Agents Overview
AgentLens uses a two-agent architecture built from scratch – no LangGraph, LlamaIndex, or other frameworks. The pipeline coordinates a Retrieval Agent, a Grader, and a Quality Judge through a structured feedback loop managed by the TwoAgentOrchestrator.
Pipeline Flow
When a query arrives, a heuristic classifier first decides whether retrieval is needed. Greetings and short non-questions skip directly to a direct LLM call. For retrieval queries, the orchestrator runs:
- Retrieval Agent runs a ReAct loop (1–5 tool calls) to find relevant documents
- Grader scores each retrieved chunk on a 1–5 relevance scale and filters out irrelevant ones
- Quality Judge evaluates the filtered chunks, generates an answer, and issues ACCEPT or RETRY
- On RETRY, the Retrieval Agent runs again with the Judge's targeted feedback
- If the Judge produces no extractable answer, Fallback generates a final answer via PromptAssembler
Default Models
Each pipeline role runs on its own model, chosen to balance reasoning quality with inference speed. The defaults scale up in size as the pipeline progresses from retrieval to final judgment:
| Role | Default Model | Params | Why |
|---|---|---|---|
| ReAct Agent | nemotron-3-nano:30b | 30B | Fast tool-use planning with thinking support |
| Grader | qwen3-next:80b | 80B | Accurate chunk relevance scoring |
| Judge | gpt-oss:120b | 117B | Strong answer generation + verdict reasoning |
| Fallback | gemini-3-flash-preview | Cloud | Direct LLM answer when judge defers |
Models can be overridden per-request via the UI dropdowns or per-deployment via environment variables.

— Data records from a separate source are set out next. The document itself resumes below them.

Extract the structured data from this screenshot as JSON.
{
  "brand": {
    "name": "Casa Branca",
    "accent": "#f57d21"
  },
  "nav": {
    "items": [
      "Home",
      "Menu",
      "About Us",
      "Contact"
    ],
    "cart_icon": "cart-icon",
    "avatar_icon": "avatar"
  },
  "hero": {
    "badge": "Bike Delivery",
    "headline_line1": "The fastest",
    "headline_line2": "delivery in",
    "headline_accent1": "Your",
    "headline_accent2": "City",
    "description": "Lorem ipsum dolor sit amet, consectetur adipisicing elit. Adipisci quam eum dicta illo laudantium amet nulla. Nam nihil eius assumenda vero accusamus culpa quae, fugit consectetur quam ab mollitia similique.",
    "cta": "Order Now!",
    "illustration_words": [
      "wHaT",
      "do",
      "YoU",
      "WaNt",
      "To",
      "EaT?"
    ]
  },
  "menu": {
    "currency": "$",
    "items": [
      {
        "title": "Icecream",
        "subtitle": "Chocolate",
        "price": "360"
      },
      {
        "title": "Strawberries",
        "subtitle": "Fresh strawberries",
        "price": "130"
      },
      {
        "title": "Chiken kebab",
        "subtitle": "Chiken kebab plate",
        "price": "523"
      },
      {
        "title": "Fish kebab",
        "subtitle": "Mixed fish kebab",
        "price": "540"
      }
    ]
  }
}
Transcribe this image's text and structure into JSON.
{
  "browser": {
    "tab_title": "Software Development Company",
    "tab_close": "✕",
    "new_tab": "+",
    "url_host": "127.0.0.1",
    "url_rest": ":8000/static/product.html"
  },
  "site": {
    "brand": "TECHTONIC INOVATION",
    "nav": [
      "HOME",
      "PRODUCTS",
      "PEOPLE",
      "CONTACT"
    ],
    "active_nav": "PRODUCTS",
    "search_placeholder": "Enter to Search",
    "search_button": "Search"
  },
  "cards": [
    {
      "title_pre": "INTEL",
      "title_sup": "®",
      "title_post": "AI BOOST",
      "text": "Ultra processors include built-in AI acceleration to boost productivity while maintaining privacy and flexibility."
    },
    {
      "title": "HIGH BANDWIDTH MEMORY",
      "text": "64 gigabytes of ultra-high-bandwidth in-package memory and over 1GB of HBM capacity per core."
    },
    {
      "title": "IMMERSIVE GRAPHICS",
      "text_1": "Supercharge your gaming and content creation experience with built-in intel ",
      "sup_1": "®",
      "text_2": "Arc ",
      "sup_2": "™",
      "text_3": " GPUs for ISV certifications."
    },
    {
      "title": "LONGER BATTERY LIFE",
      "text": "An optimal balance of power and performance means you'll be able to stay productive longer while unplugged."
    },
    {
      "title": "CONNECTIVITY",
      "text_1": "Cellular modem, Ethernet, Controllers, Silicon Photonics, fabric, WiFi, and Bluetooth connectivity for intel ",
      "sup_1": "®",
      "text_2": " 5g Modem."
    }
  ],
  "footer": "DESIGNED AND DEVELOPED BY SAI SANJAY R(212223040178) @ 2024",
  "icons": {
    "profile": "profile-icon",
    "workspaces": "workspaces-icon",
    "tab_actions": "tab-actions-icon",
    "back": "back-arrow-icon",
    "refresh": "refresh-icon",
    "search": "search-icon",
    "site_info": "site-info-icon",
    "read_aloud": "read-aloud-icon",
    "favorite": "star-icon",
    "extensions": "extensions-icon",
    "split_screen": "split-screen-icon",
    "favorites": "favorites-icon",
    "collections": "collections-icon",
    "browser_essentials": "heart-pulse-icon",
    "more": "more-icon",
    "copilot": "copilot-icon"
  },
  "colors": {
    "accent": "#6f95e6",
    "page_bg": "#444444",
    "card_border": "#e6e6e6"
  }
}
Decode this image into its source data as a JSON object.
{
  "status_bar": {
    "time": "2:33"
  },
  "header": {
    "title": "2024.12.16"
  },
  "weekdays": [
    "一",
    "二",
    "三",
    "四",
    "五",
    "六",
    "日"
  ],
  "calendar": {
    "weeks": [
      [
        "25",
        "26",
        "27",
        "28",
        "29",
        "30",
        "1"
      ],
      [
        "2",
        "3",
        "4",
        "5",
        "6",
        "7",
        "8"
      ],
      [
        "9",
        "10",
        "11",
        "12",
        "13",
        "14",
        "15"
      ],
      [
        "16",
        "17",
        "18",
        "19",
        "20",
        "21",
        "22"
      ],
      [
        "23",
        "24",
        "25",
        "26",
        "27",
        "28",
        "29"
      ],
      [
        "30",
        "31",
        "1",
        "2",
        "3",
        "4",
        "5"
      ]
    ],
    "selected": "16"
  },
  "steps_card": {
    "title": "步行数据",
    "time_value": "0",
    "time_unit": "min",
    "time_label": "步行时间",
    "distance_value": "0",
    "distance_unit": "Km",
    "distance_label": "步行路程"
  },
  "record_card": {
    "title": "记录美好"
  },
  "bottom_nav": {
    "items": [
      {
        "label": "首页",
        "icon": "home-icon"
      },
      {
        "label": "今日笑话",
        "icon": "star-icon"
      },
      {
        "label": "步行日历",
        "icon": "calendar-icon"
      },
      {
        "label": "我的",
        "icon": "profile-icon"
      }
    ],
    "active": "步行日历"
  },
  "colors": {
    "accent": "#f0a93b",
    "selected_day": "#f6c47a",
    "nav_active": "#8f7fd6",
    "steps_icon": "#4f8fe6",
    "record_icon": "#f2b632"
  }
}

See Models Overview for the full override priority chain.
LLM Call Budget
The common case uses 2–3 LLM calls (one retrieval round + grader + judge accept). The worst case is 7 calls across 2 retrieval rounds, grading, judging, and fallback. This is fewer than the 4–8 calls used in the prior single-agent design.
Fail-Open Design
If any agent produces unparseable output, the system defaults to accepting with a low confidence score of 0.1 rather than failing the query. This ensures users always get an answer, even when a model misbehaves.